The Result Has A Second Meaning
The Carolina Hurricanes needed only eight games to dispose of the Ottawa Senators and Philadelphia Flyers. No team had opened a postseason with back-to-back sweeps in more than 40 years. Now the Hurricanes find themselves two rounds from a Stanley Cup they last raised in 2006.
What makes this run different is not the opposition exactly, though the Flyers looked young and uncertain in the second round. It is that Carolina's defence has rendered opponents largely harmless. Over eight games, the Hurricanes allowed just six even-strength goals. Their penalty kill surrendered only one goal more than that. Opposing power plays managed one measly goal over the same stretch.
The matchup already has enough history; the job is to keep the reading list shorter than the tension.
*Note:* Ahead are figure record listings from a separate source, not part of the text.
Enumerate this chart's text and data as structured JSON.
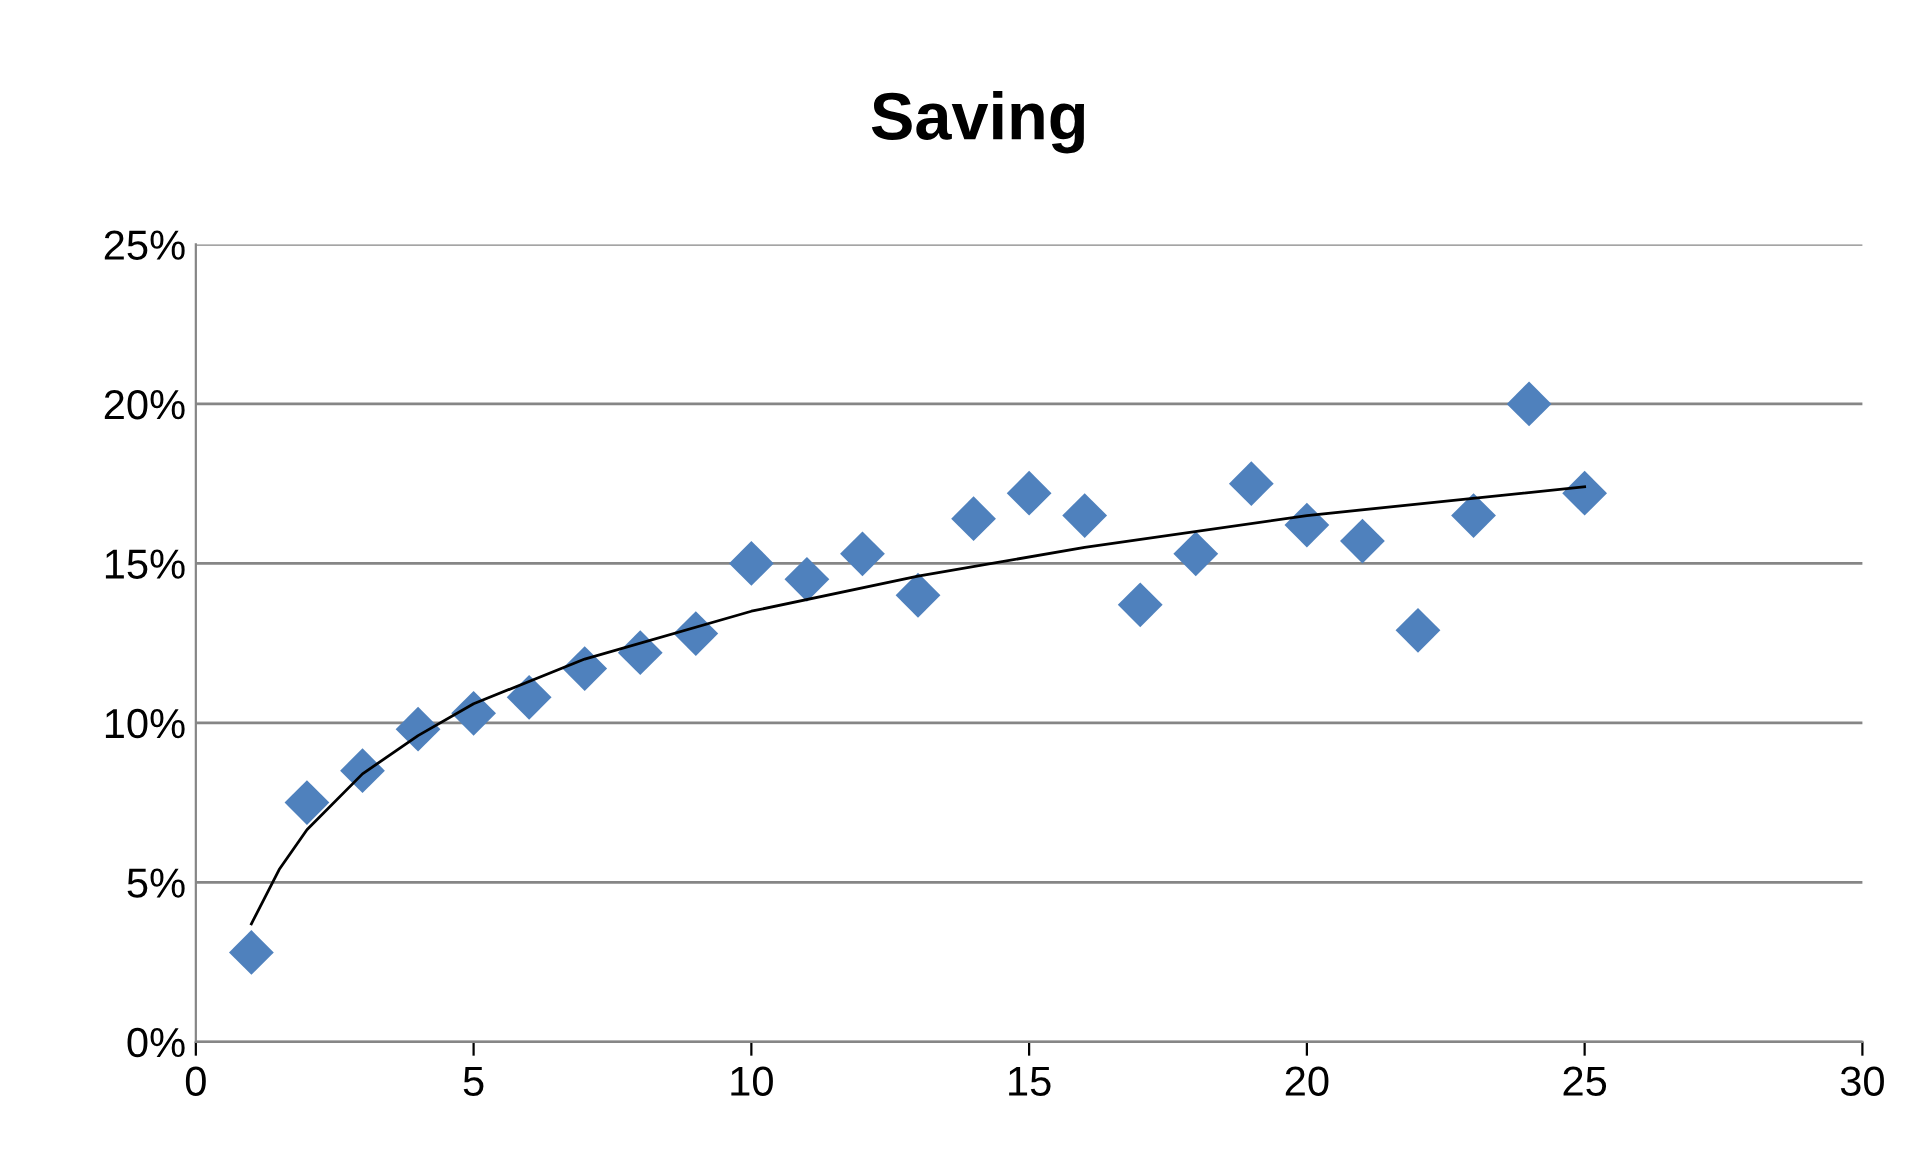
{
  "chart_data": {
    "type": "scatter",
    "title": "Saving",
    "grid": "y",
    "legend": false,
    "xlim": [
      0,
      30
    ],
    "xticks": [
      0,
      5,
      10,
      15,
      20,
      25,
      30
    ],
    "ylim": [
      0,
      25
    ],
    "yticks": [
      {
        "value": 0,
        "label": "0%"
      },
      {
        "value": 5,
        "label": "5%"
      },
      {
        "value": 10,
        "label": "10%"
      },
      {
        "value": 15,
        "label": "15%"
      },
      {
        "value": 20,
        "label": "20%"
      },
      {
        "value": 25,
        "label": "25%"
      }
    ],
    "series": [
      {
        "color": "#4f81bd",
        "marker": "diamond",
        "x": [
          1,
          2,
          3,
          4,
          5,
          6,
          7,
          8,
          9,
          10,
          11,
          12,
          13,
          14,
          15,
          16,
          17,
          18,
          19,
          20,
          21,
          22,
          23,
          24,
          25
        ],
        "values": [
          2.8,
          7.5,
          8.5,
          9.8,
          10.3,
          10.8,
          11.7,
          12.2,
          12.8,
          15.0,
          14.5,
          15.3,
          14.0,
          16.4,
          17.2,
          16.5,
          13.7,
          15.3,
          17.5,
          16.2,
          15.7,
          12.9,
          16.5,
          20.0,
          17.2
        ]
      },
      {
        "type": "line",
        "color": "#000000",
        "marker": "none",
        "line_style": "solid",
        "x": [
          1,
          1.5,
          2,
          3,
          4,
          5,
          7,
          10,
          13,
          16,
          20,
          25
        ],
        "values": [
          3.7,
          5.4,
          6.65,
          8.4,
          9.6,
          10.6,
          12.0,
          13.5,
          14.6,
          15.5,
          16.5,
          17.4
        ]
      }
    ]
  }
}
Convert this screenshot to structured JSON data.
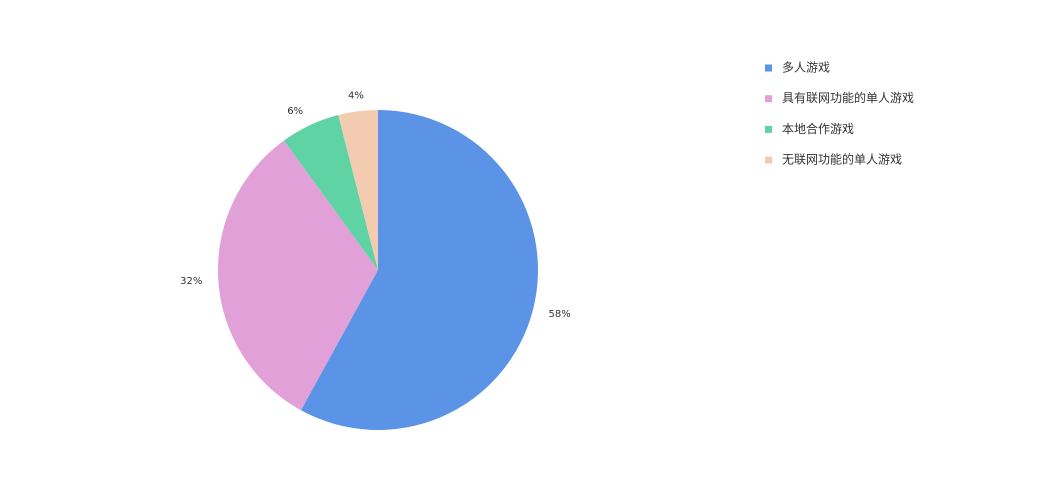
{
  "chart_data": {
    "type": "pie",
    "categories": [
      "多人游戏",
      "具有联网功能的单人游戏",
      "本地合作游戏",
      "无联网功能的单人游戏"
    ],
    "values": [
      58,
      32,
      6,
      4
    ],
    "value_labels": [
      "58%",
      "32%",
      "6%",
      "4%"
    ],
    "colors": [
      "#5b93e6",
      "#e2a0d8",
      "#5fd3a3",
      "#f2cbb0"
    ],
    "legend": "right"
  }
}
The logic is simple: when you dominate the puck, the other team spends most of the night chasing. Carolina's structure keeps opposing forwards on the perimeter, and their forecheck buries teams that cannot handle pressure. On the penalty kill, a four-man unit of Jordan Staal, Jordan Martinook, Jaccob Slavin, and Jalen Chatfield has become a wall.
The Part Worth Keeping
Goaltender Frederik Andersen has stopped.950 of the shots he has faced. That number borders on absurd. Players like Brady Tkachuk, Drake Batherson, Travis Konecny, and Trevor Zegras found almost no room to operate. Only Tim Stutzle and Christian Dvorak generated any volume at even strength, and both were largely quiet in the scoring column.
Carolina has won more postseason games than most clubs over the past decade. Yet the Stanley Cup remains elusive. The Hurricanes reached the Eastern Conference Final twice in three years, losing both times to a Florida Panthers team that is now gone. Whether the opponent is Buffalo or Montreal, Carolina will be the favourite.
That does not mean the job is finished. It rarely does for a team that has been this close this often. But the defence is real, the goaltending is elite, and the path is open.